Artigo publicado no Jornal do Commercio, Domingo, 22/01/2017, Caderno Opiniões, página 06.

José Maria Nóbrega Jr.

O ingresso das Forças Armadas (FFAA) no imbróglio do sistema penitenciário traz novamente à ordem do dia a discussão sobre o papel das Forças Armadas em democracias. Quais funções as FFAA teriam em democracias plenas? No Brasil é frequente o uso das FFAA para conter problemas internos.

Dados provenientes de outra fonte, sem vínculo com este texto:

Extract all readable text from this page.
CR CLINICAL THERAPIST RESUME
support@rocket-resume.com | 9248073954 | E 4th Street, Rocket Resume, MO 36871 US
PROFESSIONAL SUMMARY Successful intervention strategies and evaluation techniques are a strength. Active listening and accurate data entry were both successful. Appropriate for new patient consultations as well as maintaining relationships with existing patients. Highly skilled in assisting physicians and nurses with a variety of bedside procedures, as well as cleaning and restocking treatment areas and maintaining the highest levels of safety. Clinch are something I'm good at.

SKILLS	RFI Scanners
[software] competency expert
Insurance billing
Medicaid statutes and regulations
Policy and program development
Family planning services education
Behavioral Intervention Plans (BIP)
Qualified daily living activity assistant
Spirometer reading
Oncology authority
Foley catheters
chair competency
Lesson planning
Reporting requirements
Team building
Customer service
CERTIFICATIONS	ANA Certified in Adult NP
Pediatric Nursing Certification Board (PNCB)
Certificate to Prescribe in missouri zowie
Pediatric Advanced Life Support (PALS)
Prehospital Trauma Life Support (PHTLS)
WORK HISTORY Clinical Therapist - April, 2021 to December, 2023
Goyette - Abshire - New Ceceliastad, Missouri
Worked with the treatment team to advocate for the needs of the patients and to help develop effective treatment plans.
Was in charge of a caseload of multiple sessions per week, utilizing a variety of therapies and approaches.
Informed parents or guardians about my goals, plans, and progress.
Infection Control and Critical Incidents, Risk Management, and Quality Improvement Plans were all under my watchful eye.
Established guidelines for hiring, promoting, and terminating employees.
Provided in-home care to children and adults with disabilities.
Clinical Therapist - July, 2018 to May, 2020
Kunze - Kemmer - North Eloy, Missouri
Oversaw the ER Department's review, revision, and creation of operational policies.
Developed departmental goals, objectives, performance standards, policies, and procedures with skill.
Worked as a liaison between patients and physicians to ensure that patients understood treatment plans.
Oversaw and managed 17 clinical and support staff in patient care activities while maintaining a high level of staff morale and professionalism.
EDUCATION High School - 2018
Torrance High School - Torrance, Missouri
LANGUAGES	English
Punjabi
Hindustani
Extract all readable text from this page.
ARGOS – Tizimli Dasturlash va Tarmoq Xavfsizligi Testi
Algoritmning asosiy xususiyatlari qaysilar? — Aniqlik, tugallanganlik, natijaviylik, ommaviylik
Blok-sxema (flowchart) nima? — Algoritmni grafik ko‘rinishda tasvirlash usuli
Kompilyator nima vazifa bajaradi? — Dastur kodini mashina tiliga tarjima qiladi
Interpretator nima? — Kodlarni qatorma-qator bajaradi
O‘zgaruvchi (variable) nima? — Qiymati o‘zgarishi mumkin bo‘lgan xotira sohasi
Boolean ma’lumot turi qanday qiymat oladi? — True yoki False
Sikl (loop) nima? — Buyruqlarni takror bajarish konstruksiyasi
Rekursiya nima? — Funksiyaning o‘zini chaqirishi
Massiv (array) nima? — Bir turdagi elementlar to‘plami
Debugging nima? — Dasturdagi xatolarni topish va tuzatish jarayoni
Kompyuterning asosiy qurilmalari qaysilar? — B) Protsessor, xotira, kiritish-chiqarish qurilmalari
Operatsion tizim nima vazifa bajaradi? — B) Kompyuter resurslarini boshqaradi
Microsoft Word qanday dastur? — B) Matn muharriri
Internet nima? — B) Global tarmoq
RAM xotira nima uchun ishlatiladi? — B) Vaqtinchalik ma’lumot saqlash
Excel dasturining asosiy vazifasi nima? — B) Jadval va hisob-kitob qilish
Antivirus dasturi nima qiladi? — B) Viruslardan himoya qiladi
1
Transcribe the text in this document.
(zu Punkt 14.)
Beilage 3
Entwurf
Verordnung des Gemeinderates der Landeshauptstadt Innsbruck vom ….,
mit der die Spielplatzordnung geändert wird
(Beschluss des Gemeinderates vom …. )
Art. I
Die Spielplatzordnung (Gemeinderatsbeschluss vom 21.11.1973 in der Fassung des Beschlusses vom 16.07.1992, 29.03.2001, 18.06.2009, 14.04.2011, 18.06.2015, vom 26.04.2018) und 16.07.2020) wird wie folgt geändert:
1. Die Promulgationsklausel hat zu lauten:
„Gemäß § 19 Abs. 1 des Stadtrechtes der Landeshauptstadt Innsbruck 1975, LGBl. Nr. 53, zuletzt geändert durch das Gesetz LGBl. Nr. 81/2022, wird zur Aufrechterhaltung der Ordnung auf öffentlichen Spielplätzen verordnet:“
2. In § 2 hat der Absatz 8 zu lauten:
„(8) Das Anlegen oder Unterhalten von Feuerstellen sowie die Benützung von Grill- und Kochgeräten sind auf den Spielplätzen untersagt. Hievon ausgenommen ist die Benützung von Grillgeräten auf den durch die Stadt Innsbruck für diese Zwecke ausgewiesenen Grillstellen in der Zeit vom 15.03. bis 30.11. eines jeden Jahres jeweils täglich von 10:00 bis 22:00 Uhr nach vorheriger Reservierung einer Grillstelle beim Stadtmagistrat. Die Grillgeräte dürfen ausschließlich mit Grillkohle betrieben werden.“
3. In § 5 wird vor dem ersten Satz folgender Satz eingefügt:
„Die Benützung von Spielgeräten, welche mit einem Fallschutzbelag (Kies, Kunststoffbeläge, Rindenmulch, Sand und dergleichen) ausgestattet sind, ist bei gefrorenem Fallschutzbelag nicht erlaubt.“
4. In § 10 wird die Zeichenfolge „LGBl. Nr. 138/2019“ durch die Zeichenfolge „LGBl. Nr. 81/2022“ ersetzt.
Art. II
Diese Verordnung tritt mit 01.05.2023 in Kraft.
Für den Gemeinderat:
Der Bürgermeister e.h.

A democracia moderna pode ser definida como uma forma de governo na qual os cidadãos têm a prerrogativa de produzir governos. No entanto, para o contexto latino-americano, é fundamental avaliar a qualidade da democracia tendo em vista o funcionamento de suas instituições coercitivas.
Em democracias plenas as FFAA têm papel restrito e a segurança interna fica sob controle estritamente civil. Quando há prerrogativas de políticas internas às FFAA tem-se aí o que Scott Mainwaring chamou de “espaços reservados”.

No Brasil, com a transição da ditadura para a democracia, a maioria das prerrogativas militares foi mantida. Os constituintes não conseguiram superar alguns entraves do regime anterior. O artigo 142 da CF/88 é um desses entraves.

As FFAA brasileiras, além da responsabilidade com as fronteiras e das missões de paz internacionais, têm a prerrogativa de garantes da lei e da ordem internas (art. 142 da CF/88). Foi justamente respaldado por este artigo que o Presidente Michel Temer decretou o seu uso nos presídios brasileiros. O ato foi constitucional, mas, para a teoria democrática contemporânea, trata-se de um espaço reservado de poder às FFAA.

O problema de nossa insegurança pública é muito mais complexo e o uso das FFAA apenas remedia a situação de falência do sistema penal, e ainda pode desgastar os militares perante a opinião pública. Por outro lado, fortalece politicamente a instituição em detrimento dos civis eleitos.

A constitucionalidade do uso das FFAA para questões de segurança interna macula a qualidade da democracia brasileira. Para uma democracia de alta intensidade institucional, este dispositivo constitucional deveria ser revisto para que as FFAA tivessem papel reduzido, ou até mesmo nulo, em questões de segurança interna. Como garantes dos poderes constitucionais e, por iniciativa de qualquer destes, da lei e da ordem, as FFAA continuam a ser um poder de desequilíbrio interno.


José Maria Nóbrega Jr. é cientista político da Universidade Federal de Campina Grande, PB.